The NRC does not evaluate plant or owner management competence.  They used to, or at least appeared to be trying to.  Remember the NRC senior management meetings, trending letters, and the Watch List?  While all the “problem” plants had material or work process issues, I believe a contributing factor was the regulator had lost confidence in the competence of plant management.  This system led to the epidemic of shutdown plants in the 1990s.*   In reaction, politicians became concerned over the financial losses to plant owners and employees, and the Commission become concerned that the staff’s explicit/implicit management evaluation process was neither robust and nor valid.

So the NRC replaced a data-informed subjective process with the Reactor Oversight Program (ROP) which looks at a set of “objective” performance indicators and a more subjective inference of cross-cutting issues: human performance, finding and fixing problems (CAP, a known), and management attention to safety and workers' ability to raise safety issues (SCWE, part known and part unknown).  I don’t believe that anyone, especially an outsider like a regulator, can get a reasonable picture of a plant’s safety culture from the “Rope.”  There most certainly are no leading or predictive safety performance indicators in this system.

External influences

These factors include changes in plant ownership, financial health of the owner, environmental regulations, employee perceptions about management’s “real” priorities, third-party assessments, local socio-political pressures and the like.  Any change in these factors could have some effect on safety culture.

Unknown Unknowns

These are the factors that affect safety culture but we don’t know about.  While a lot of smart people have invested significant time and effort in identifying factors that influence safety culture, new possibilities can still emerge.

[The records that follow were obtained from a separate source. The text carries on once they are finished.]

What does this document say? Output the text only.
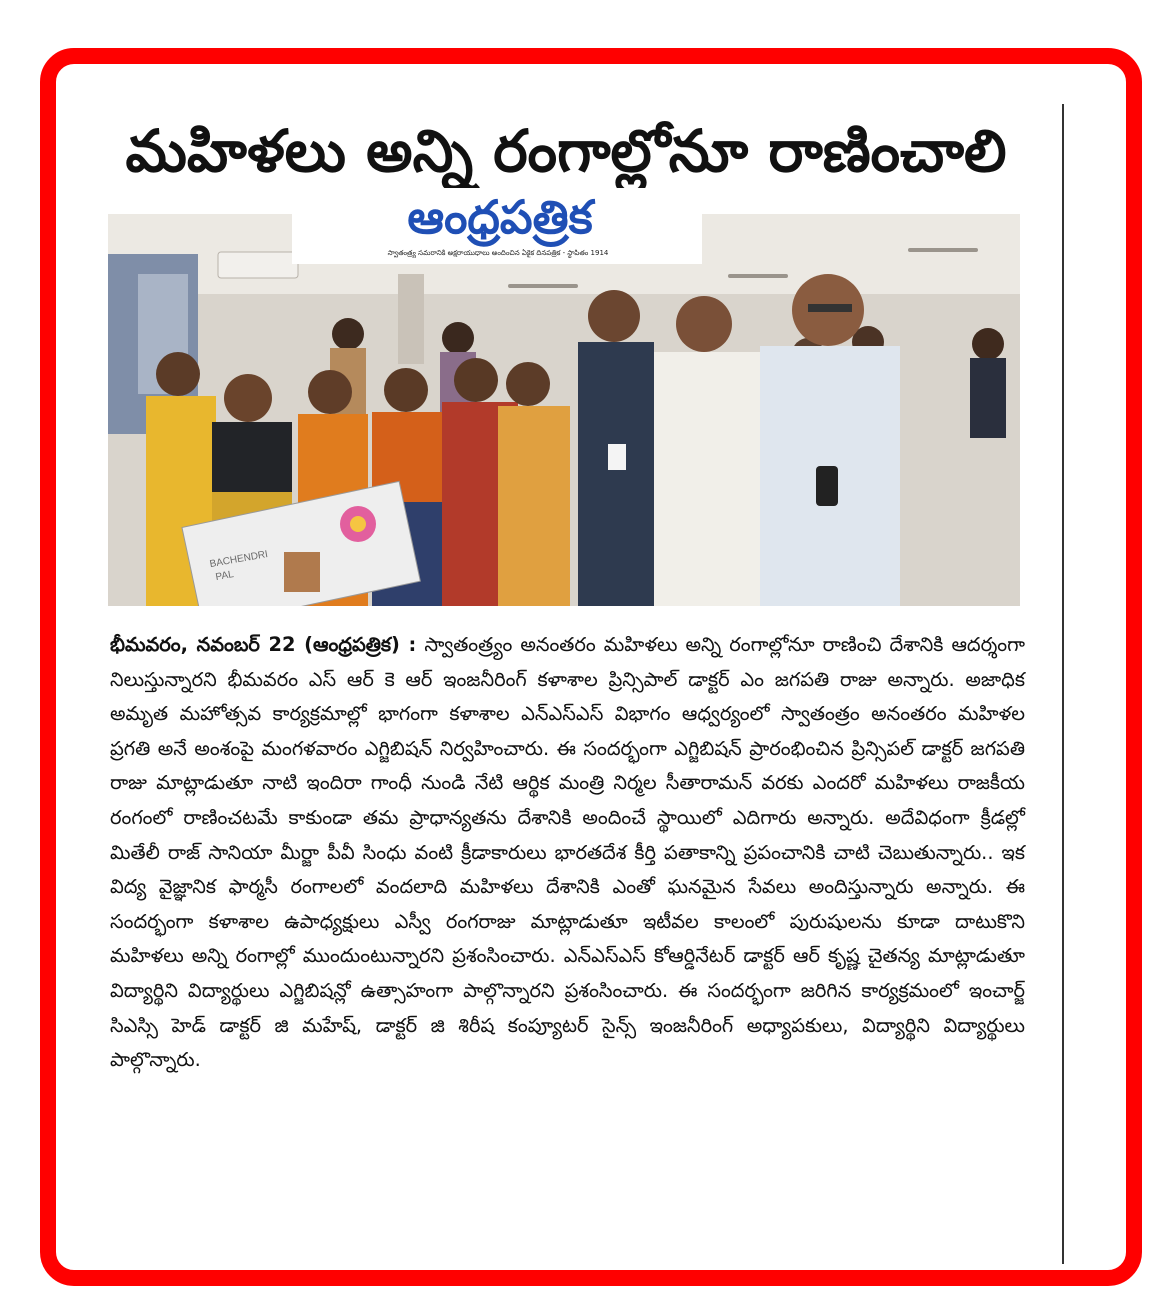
మహిళలు అన్ని రంగాల్లోనూ రాణించాలి
BACHENDRI
PAL
ఆంధ్రపత్రిక
స్వాతంత్ర్య సమరానికి అక్షరాయుధాలు అందించిన ఏకైక దినపత్రిక - స్థాపితం 1914
భీమవరం, నవంబర్ 22 (ఆంధ్రపత్రిక) : స్వాతంత్ర్యం అనంతరం మహిళలు అన్ని రంగాల్లోనూ రాణించి దేశానికి ఆదర్శంగా నిలుస్తున్నారని భీమవరం ఎస్ ఆర్ కె ఆర్ ఇంజనీరింగ్ కళాశాల ప్రిన్సిపాల్ డాక్టర్ ఎం జగపతి రాజు అన్నారు. అజాధిక అమృత మహోత్సవ కార్యక్రమాల్లో భాగంగా కళాశాల ఎన్ఎస్ఎస్ విభాగం ఆధ్వర్యంలో స్వాతంత్రం అనంతరం మహిళల ప్రగతి అనే అంశంపై మంగళవారం ఎగ్జిబిషన్ నిర్వహించారు. ఈ సందర్భంగా ఎగ్జిబిషన్ ప్రారంభించిన ప్రిన్సిపల్ డాక్టర్ జగపతి రాజు మాట్లాడుతూ నాటి ఇందిరా గాంధీ నుండి నేటి ఆర్థిక మంత్రి నిర్మల సీతారామన్ వరకు ఎందరో మహిళలు రాజకీయ రంగంలో రాణించటమే కాకుండా తమ ప్రాధాన్యతను దేశానికి అందించే స్థాయిలో ఎదిగారు అన్నారు. అదేవిధంగా క్రీడల్లో మితేలీ రాజ్ సానియా మీర్జా పీవీ సింధు వంటి క్రీడాకారులు భారతదేశ కీర్తి పతాకాన్ని ప్రపంచానికి చాటి చెబుతున్నారు.. ఇక విద్య వైజ్ఞానిక ఫార్మసీ రంగాలలో వందలాది మహిళలు దేశానికి ఎంతో ఘనమైన సేవలు అందిస్తున్నారు అన్నారు. ఈ సందర్భంగా కళాశాల ఉపాధ్యక్షులు ఎస్వీ రంగరాజు మాట్లాడుతూ ఇటీవల కాలంలో పురుషులను కూడా దాటుకొని మహిళలు అన్ని రంగాల్లో ముందుంటున్నారని ప్రశంసించారు. ఎన్ఎస్ఎస్ కోఆర్డినేటర్ డాక్టర్ ఆర్ కృష్ణ చైతన్య మాట్లాడుతూ విద్యార్థిని విద్యార్థులు ఎగ్జిబిషన్లో ఉత్సాహంగా పాల్గొన్నారని ప్రశంసించారు. ఈ సందర్భంగా జరిగిన కార్యక్రమంలో ఇంచార్జ్ సిఎస్సి హెడ్ డాక్టర్ జి మహేష్, డాక్టర్ జి శిరీష కంప్యూటర్ సైన్స్ ఇంజనీరింగ్ అధ్యాపకులు, విద్యార్థిని విద్యార్థులు పాల్గొన్నారు.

For example, a new factor has just appeared on our radar screen: executive compensation.  Bob Cudlin has been researching the compensation packages for senior nuclear executives and some of the numbers are eye-popping, especially in comparison to historical utility norms.  Bob will soon post on his findings, including where safety figures into the compensation schemes, an important consideration since much executive compensation is incentive-based.

In addition, it could well be that there are interactions (feedback loops and the like), perhaps varying in structure and intensity over time, between and among the known and unknown factors, that have varying impacts on the evolutionary arc of an organization’s safety culture.  Because of such factors, our hope that safety culture is essentially stable, with a relatively long decay time, may be false; safety culture may be susceptible to sudden drop-offs. 

The Bottom Line

Can safety culture be regulated?  At the current state of knowledge, with some “known knowns” but no standard approach to measuring safety culture and no leading safety performance indicators, we’d have to say “Yes, but only to some degree.”  The regulator may claim to have a handle on an organization’s safety culture through SCWE observations and indirect evidence, but we don’t think the regulator is in a good position to predict or even anticipate the next issue or incident related to safety culture in the nuclear industry. 

* In the U.S. in 1997, one couldn’t swing a dead cat without hitting a shutdown nuclear power plant.  17 units were shutdown during all or part of that year, out of a total population of 108 units.